As part of consultation paper Ticket Reselling in Australia, officials have asked for feedback and submissions from interested parties.
Five options are under consideration in the fight against the use of ticket-harvesting software (bots), increasing cases of fraud and touting in general.
These include, keeping the status quo, with increased consumer education, a national prohibition on ticket reselling, an improved information disclosure arrangement for ticket sellers and a complete ban on the use of ticket-buying bots.
“While we are still working to properly address these problems, Australians can be assured that we will do all that is necessary to protect them from any unfair or unscrupulous practices,” says the Government’s assistant treasurer Michael Sukkar.

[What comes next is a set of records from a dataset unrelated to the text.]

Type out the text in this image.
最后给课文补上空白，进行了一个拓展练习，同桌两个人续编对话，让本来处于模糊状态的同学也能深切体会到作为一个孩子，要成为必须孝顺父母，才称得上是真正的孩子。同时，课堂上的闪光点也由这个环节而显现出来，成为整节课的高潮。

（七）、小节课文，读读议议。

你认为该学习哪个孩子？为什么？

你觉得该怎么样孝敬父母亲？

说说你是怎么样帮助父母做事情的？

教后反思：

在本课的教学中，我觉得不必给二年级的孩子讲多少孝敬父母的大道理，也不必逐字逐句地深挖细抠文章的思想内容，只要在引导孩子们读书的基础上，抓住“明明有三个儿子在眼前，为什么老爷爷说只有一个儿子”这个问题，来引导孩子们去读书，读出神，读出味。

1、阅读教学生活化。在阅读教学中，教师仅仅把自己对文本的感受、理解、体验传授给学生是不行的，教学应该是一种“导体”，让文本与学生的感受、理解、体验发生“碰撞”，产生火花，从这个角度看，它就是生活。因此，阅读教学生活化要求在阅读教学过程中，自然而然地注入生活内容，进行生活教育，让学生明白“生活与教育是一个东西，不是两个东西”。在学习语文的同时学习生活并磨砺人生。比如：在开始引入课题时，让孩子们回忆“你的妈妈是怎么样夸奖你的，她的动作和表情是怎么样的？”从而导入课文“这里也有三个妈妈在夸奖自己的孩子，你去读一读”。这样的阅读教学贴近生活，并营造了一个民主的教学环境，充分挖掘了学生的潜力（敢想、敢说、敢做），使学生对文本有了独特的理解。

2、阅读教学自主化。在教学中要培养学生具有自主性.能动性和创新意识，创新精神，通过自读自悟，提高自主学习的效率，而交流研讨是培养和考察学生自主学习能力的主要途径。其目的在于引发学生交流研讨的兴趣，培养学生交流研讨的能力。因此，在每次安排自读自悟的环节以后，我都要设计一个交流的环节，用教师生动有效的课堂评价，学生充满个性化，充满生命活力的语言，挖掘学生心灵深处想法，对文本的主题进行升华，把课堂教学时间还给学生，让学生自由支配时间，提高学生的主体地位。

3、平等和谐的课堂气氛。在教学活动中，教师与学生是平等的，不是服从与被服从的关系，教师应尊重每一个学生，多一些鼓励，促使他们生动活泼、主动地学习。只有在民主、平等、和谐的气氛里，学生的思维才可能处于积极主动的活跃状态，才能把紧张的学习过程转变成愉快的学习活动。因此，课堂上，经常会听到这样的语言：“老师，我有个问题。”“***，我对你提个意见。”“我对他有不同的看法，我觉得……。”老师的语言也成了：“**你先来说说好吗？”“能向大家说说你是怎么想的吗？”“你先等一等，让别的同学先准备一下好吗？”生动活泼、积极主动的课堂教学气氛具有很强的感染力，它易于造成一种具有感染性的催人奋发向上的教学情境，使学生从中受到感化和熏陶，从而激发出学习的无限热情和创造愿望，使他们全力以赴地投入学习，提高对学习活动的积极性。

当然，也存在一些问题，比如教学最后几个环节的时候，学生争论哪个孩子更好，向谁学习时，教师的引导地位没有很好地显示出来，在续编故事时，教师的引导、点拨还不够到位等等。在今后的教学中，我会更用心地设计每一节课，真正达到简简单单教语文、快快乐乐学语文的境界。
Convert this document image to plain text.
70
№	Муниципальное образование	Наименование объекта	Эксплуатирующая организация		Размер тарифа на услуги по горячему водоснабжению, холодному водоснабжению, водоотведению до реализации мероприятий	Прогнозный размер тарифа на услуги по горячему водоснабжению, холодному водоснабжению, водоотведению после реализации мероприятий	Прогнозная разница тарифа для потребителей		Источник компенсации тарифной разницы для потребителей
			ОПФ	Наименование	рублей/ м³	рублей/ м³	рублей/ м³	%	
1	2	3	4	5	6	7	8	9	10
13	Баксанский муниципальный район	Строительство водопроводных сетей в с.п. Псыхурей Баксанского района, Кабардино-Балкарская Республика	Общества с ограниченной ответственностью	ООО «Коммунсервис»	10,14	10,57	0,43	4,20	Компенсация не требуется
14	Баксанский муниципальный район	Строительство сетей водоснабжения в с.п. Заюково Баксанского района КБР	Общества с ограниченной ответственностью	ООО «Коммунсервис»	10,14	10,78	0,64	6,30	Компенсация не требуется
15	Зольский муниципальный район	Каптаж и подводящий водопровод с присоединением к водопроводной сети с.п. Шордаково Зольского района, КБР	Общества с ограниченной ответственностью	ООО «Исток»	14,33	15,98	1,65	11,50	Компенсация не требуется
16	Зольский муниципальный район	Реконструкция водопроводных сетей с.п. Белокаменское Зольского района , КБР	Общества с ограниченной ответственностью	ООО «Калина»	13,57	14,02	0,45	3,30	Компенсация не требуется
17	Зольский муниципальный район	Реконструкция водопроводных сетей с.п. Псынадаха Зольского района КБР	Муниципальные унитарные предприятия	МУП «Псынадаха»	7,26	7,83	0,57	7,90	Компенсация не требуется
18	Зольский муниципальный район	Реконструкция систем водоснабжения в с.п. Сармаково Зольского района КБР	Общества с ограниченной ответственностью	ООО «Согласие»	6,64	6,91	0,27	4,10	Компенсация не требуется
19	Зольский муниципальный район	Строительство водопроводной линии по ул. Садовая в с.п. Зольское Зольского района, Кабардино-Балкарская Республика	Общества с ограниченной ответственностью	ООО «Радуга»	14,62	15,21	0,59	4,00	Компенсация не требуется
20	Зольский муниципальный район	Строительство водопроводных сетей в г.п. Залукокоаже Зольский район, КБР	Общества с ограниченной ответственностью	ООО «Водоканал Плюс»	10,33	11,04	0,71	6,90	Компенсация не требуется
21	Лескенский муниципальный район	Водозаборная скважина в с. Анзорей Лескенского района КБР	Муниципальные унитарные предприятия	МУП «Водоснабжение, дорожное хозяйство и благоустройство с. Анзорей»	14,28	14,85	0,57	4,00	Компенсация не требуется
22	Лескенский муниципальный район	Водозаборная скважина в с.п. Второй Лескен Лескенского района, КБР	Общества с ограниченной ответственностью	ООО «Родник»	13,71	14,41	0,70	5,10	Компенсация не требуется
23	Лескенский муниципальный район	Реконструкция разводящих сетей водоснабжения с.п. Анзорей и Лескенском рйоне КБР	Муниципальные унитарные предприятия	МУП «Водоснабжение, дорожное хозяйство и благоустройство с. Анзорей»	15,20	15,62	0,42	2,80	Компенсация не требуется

The document highlights that consumers are often unaware they are using a secondary site and end-up paying inflated prices, even though face-value tickets are still available.
It cited a search for Ed Sheeran’s upcoming tour produced links to resale platforms Viagogo and StubHub as the top results, despite Ticketek and Ticketmaster being the authorised sellers.
A study by consumer group Choice last year reported 79 per cent of 1,051 people surveyed believed they were using an official seller when on a resale site (see Audience issue 212).
In the face of widespread resale problems, the Government’s of Victoria and New South Wales both introduced a price cap of no more than 10 per cent of face-value on resold tickets, last year.